Te movías por la madrugada. Eras una con la
callada garganta de la noche. Un maullido zigzagueante tropezaba con el muro y
huías de los requiebros masculinos. Amanecía y al sol se le extraviaban unos
rayos. El hambre saludaba en tu pellejo y en tus omóplatos como cardos
melancólicos. El desaliento te obligó a tragar la luz de la tarde, y ésta, sin
potencia alimenticia, se hospedó en la sombra de tu pelo y ahora eres carey.
Un
plato de sobras te esperó al día siguiente, y al siguiente, y al siguiente. Tu
maullido, que era más un rasguño suplicante en el silencio, que un maullido, te
acercó una mano a la cabeza.

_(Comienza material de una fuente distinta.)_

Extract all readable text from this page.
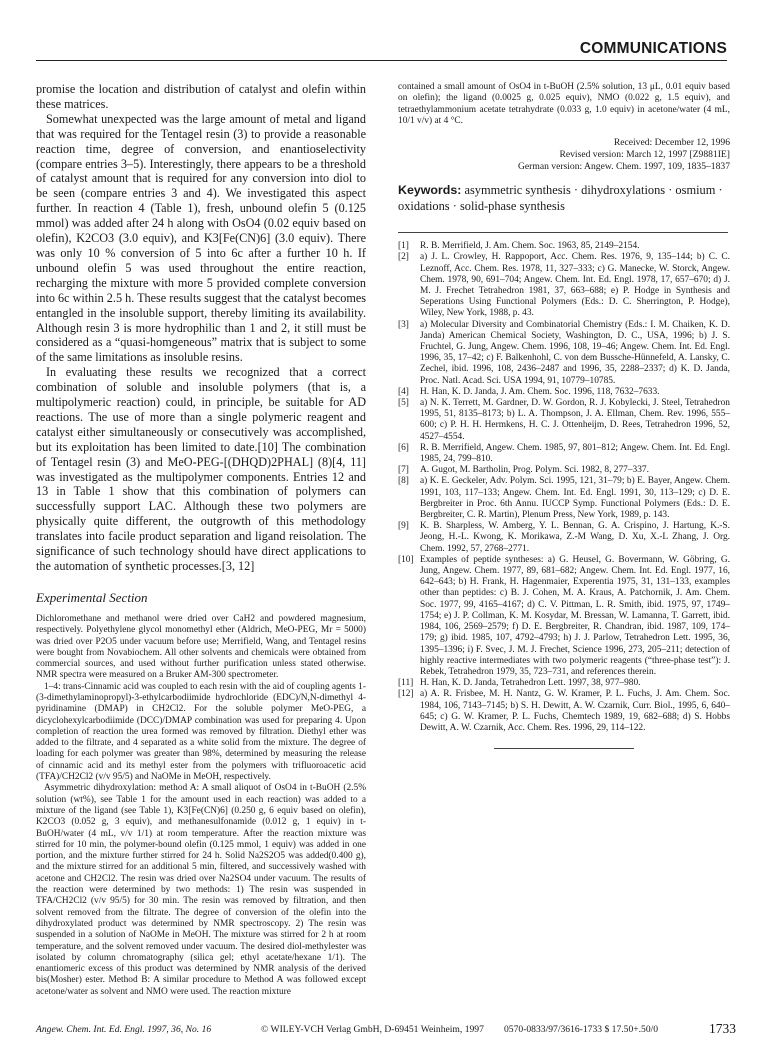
COMMUNICATIONS

promise the location and distribution of catalyst and olefin within these matrices.

Somewhat unexpected was the large amount of metal and ligand that was required for the Tentagel resin (3) to provide a reasonable reaction time, degree of conversion, and enantioselectivity (compare entries 3–5). Interestingly, there appears to be a threshold of catalyst amount that is required for any conversion into diol to be seen (compare entries 3 and 4). We investigated this aspect further. In reaction 4 (Table 1), fresh, unbound olefin 5 (0.125 mmol) was added after 24 h along with OsO4 (0.02 equiv based on olefin), K2CO3 (3.0 equiv), and K3[Fe(CN)6] (3.0 equiv). There was only 10 % conversion of 5 into 6c after a further 10 h. If unbound olefin 5 was used throughout the entire reaction, recharging the mixture with more 5 provided complete conversion into 6c within 2.5 h. These results suggest that the catalyst becomes entangled in the insoluble support, thereby limiting its availability. Although resin 3 is more hydrophilic than 1 and 2, it still must be considered as a “quasi-homgeneous” matrix that is subject to some of the same limitations as insoluble resins.

In evaluating these results we recognized that a correct combination of soluble and insoluble polymers (that is, a multipolymeric reaction) could, in principle, be suitable for AD reactions. The use of more than a single polymeric reagent and catalyst either simultaneously or consecutively was accomplished, but its exploitation has been limited to date.[10] The combination of Tentagel resin (3) and MeO-PEG-[(DHQD)2PHAL] (8)[4, 11] was investigated as the multipolymer components. Entries 12 and 13 in Table 1 show that this combination of polymers can successfully support LAC. Although these two polymers are physically quite different, the outgrowth of this methodology translates into facile product separation and ligand reisolation. The significance of such technology should have direct applications to the automation of synthetic processes.[3, 12]

Experimental Section

Dichloromethane and methanol were dried over CaH2 and powdered magnesium, respectively. Polyethylene glycol monomethyl ether (Aldrich, MeO-PEG, Mr = 5000) was dried over P2O5 under vacuum before use; Merrifield, Wang, and Tentagel resins were bought from Novabiochem. All other solvents and chemicals were obtained from commercial sources, and used without further purification unless stated otherwise. NMR spectra were measured on a Bruker AM-300 spectrometer.

1–4: trans-Cinnamic acid was coupled to each resin with the aid of coupling agents 1-(3-dimethylaminopropyl)-3-ethylcarbodiimide hydrochloride (EDC)/N,N-dimethyl 4-pyridinamine (DMAP) in CH2Cl2. For the soluble polymer MeO-PEG, a dicyclohexylcarbodiimide (DCC)/DMAP combination was used for preparing 4. Upon completion of reaction the urea formed was removed by filtration. Diethyl ether was added to the filtrate, and 4 separated as a white solid from the mixture. The degree of loading for each polymer was greater than 98%, determined by measuring the release of cinnamic acid and its methyl ester from the polymers with trifluoroacetic acid (TFA)/CH2Cl2 (v/v 95/5) and NaOMe in MeOH, respectively.

Asymmetric dihydroxylation: method A: A small aliquot of OsO4 in t-BuOH (2.5% solution (wt%), see Table 1 for the amount used in each reaction) was added to a mixture of the ligand (see Table 1), K3[Fe(CN)6] (0.250 g, 6 equiv based on olefin), K2CO3 (0.052 g, 3 equiv), and methanesulfonamide (0.012 g, 1 equiv) in t-BuOH/water (4 mL, v/v 1/1) at room temperature. After the reaction mixture was stirred for 10 min, the polymer-bound olefin (0.125 mmol, 1 equiv) was added in one portion, and the mixture further stirred for 24 h. Solid Na2S2O5 was added(0.400 g), and the mixture stirred for an additional 5 min, filtered, and successively washed with acetone and CH2Cl2. The resin was dried over Na2SO4 under vacuum. The results of the reaction were determined by two methods: 1) The resin was suspended in TFA/CH2Cl2 (v/v 95/5) for 30 min. The resin was removed by filtration, and then solvent removed from the filtrate. The degree of conversion of the olefin into the dihydroxylated product was determined by NMR spectroscopy. 2) The resin was suspended in a solution of NaOMe in MeOH. The mixture was stirred for 2 h at room temperature, and the solvent removed under vacuum. The desired diol-methylester was isolated by column chromatography (silica gel; ethyl acetate/hexane 1/1). The enantiomeric excess of this product was determined by NMR analysis of the derived bis(Mosher) ester. Method B: A similar procedure to Method A was followed except acetone/water as solvent and NMO were used. The reaction mixture

contained a small amount of OsO4 in t-BuOH (2.5% solution, 13 μL, 0.01 equiv based on olefin); the ligand (0.0025 g, 0.025 equiv), NMO (0.022 g, 1.5 equiv), and tetraethylammonium acetate tetrahydrate (0.033 g, 1.0 equiv) in acetone/water (4 mL, 10/1 v/v) at 4 °C.

Received: December 12, 1996
Revised version: March 12, 1997 [Z9881IE]
German version: Angew. Chem. 1997, 109, 1835–1837
Keywords: asymmetric synthesis · dihydroxylations · osmium · oxidations · solid-phase synthesis
[1] R. B. Merrifield, J. Am. Chem. Soc. 1963, 85, 2149–2154.
[2] a) J. L. Crowley, H. Rappoport, Acc. Chem. Res. 1976, 9, 135–144; b) C. C. Leznoff, Acc. Chem. Res. 1978, 11, 327–333; c) G. Manecke, W. Storck, Angew. Chem. 1978, 90, 691–704; Angew. Chem. Int. Ed. Engl. 1978, 17, 657–670; d) J. M. J. Frechet Tetrahedron 1981, 37, 663–688; e) P. Hodge in Synthesis and Seperations Using Functional Polymers (Eds.: D. C. Sherrington, P. Hodge), Wiley, New York, 1988, p. 43.
[3] a) Molecular Diversity and Combinatorial Chemistry (Eds.: I. M. Chaiken, K. D. Janda) American Chemical Society, Washington, D. C., USA, 1996; b) J. S. Fruchtel, G. Jung, Angew. Chem. 1996, 108, 19–46; Angew. Chem. Int. Ed. Engl. 1996, 35, 17–42; c) F. Balkenhohl, C. von dem Bussche-Hünnefeld, A. Lansky, C. Zechel, ibid. 1996, 108, 2436–2487 and 1996, 35, 2288–2337; d) K. D. Janda, Proc. Natl. Acad. Sci. USA 1994, 91, 10779–10785.
[4] H. Han, K. D. Janda, J. Am. Chem. Soc. 1996, 118, 7632–7633.
[5] a) N. K. Terrett, M. Gardner, D. W. Gordon, R. J. Kobylecki, J. Steel, Tetrahedron 1995, 51, 8135–8173; b) L. A. Thompson, J. A. Ellman, Chem. Rev. 1996, 555–600; c) P. H. H. Hermkens, H. C. J. Ottenheijm, D. Rees, Tetrahedron 1996, 52, 4527–4554.
[6] R. B. Merrifield, Angew. Chem. 1985, 97, 801–812; Angew. Chem. Int. Ed. Engl. 1985, 24, 799–810.
[7] A. Gugot, M. Bartholin, Prog. Polym. Sci. 1982, 8, 277–337.
[8] a) K. E. Geckeler, Adv. Polym. Sci. 1995, 121, 31–79; b) E. Bayer, Angew. Chem. 1991, 103, 117–133; Angew. Chem. Int. Ed. Engl. 1991, 30, 113–129; c) D. E. Bergbreiter in Proc. 6th Annu. IUCCP Symp. Functional Polymers (Eds.: D. E. Bergbreiter, C. R. Martin), Plenum Press, New York, 1989, p. 143.
[9] K. B. Sharpless, W. Amberg, Y. L. Bennan, G. A. Crispino, J. Hartung, K.-S. Jeong, H.-L. Kwong, K. Morikawa, Z.-M Wang, D. Xu, X.-L Zhang, J. Org. Chem. 1992, 57, 2768–2771.
[10] Examples of peptide syntheses: a) G. Heusel, G. Bovermann, W. Göbring, G. Jung, Angew. Chem. 1977, 89, 681–682; Angew. Chem. Int. Ed. Engl. 1977, 16, 642–643; b) H. Frank, H. Hagenmaier, Experentia 1975, 31, 131–133, examples other than peptides: c) B. J. Cohen, M. A. Kraus, A. Patchornik, J. Am. Chem. Soc. 1977, 99, 4165–4167; d) C. V. Pittman, L. R. Smith, ibid. 1975, 97, 1749–1754; e) J. P. Collman, K. M. Kosydar, M. Bressan, W. Lamanna, T. Garrett, ibid. 1984, 106, 2569–2579; f) D. E. Bergbreiter, R. Chandran, ibid. 1987, 109, 174–179; g) ibid. 1985, 107, 4792–4793; h) J. J. Parlow, Tetrahedron Lett. 1995, 36, 1395–1396; i) F. Svec, J. M. J. Frechet, Science 1996, 273, 205–211; detection of highly reactive intermediates with two polymeric reagents (“three-phase test”): J. Rebek, Tetrahedron 1979, 35, 723–731, and references therein.
[11] H. Han, K. D. Janda, Tetrahedron Lett. 1997, 38, 977–980.
[12] a) A. R. Frisbee, M. H. Nantz, G. W. Kramer, P. L. Fuchs, J. Am. Chem. Soc. 1984, 106, 7143–7145; b) S. H. Dewitt, A. W. Czarnik, Curr. Biol., 1995, 6, 640–645; c) G. W. Kramer, P. L. Fuchs, Chemtech 1989, 19, 682–688; d) S. Hobbs Dewitt, A. W. Czarnik, Acc. Chem. Res. 1996, 29, 114–122.
Angew. Chem. Int. Ed. Engl. 1997, 36, No. 16	© WILEY-VCH Verlag GmbH, D-69451 Weinheim, 1997 0570-0833/97/3616-1733 $ 17.50+.50/0	1733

Ignorabas lo que era el amor, y tal vez aún lo
ignoras, pero has olvidado lo que es el miedo. Cicatrices extraviadas habitan
las veredas de tu piel, y se descubren ocasionalmente en el acicalamiento
diario, inocuas; o en el ritual de una caricia en donde se agazapa un ronroneo.
Antes
no era así, pero ya haces como si charlaras, y te burlas de mi humana
convicción de que estamos conversando. Luego cierras los ojos bajo el sol, y
eres ámbar y obsidiana sobre el concreto gris, y la hoz de tu pupila me mira al
pasar, con esa vaga expectativa animal de la bendita indiferencia.